The benefit of the system-in-package integration is that different FPGAs can be built without having to create a new expensive mask set each time. “You can build a modular lego-block FPGA and all that it has different is the packaged substrate,” says Davies.
Security and software
Stratix 10 also features security features to protect companies’ intellectual property from being copied or manipulated.
The FPGA features security hardware that protects circuitry from being tampered with; the bitstream that is loaded to configure the FPGA must be decrypted first.
The FPGA is also split into sectors such that parts of the device can have different degrees of security. The sectoring is useful for cloud-computing applications where the FPGA is used as an accelerator to the server host processor. As a result, different customers’ applications can be run in separate sectors of the FPGA to ensure that they are protected from each other.
The security hardware also allows features to be included in a design that the customer can unlock and pay for once needed. For example, a telecom platform could be upgraded to 100 Gigabit while the existing 40 Gig live network traffic runs unaffected in a separate sector.
Altera has upgraded its FPGA software tools in anticipation of the Stratix 10. Features include a hierarchical design flow to simplify the partitioning of a design project across a team of engineers, and the ability to use cloud computing to speed up design compilation time.
What applications will require such advanced FPGAs, and which customers will be willing to pay a premium price for?
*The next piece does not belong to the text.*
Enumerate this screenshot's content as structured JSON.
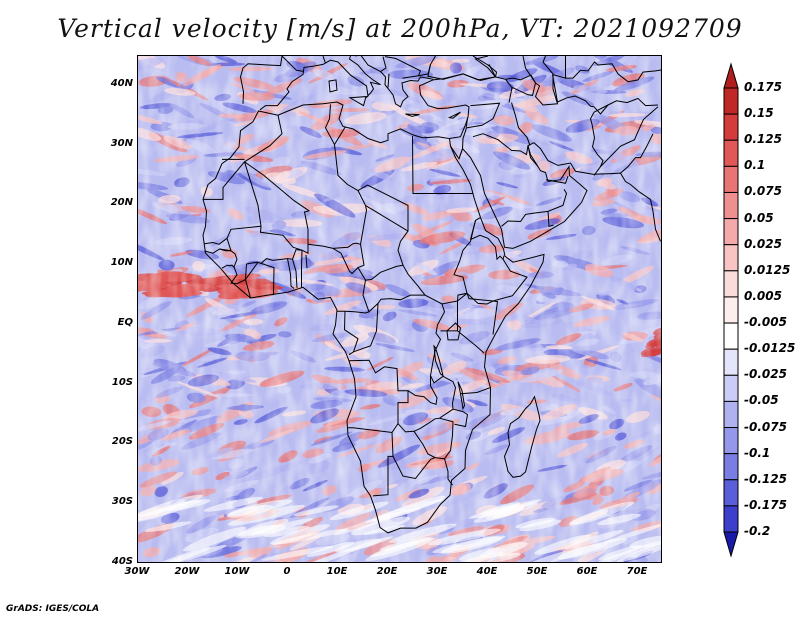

Wirbel says the top applications will remain communications.
“The emergence of new 400 Gig OTN transport platforms, and the emergence of all kinds of new routers and switches with 400 Gig interfaces, will keep a 40 percent communication base for FPGAs overall solid at Altera,” he says.
Wirbel also expects server accelerator boards where FPGA-based accelerators are used for such applications as financial trading and physics simulation will also be an important market. “But Intel must consider the accelerator board market as an ideal place for Stratix 10 on its own, and not merely as a vehicle for promoting a future Xeon-plus-FPGA hybrid,” he says.
Altera will have engineering samples of the Stratix 10 towards the end of 2015, before being shipped to customers.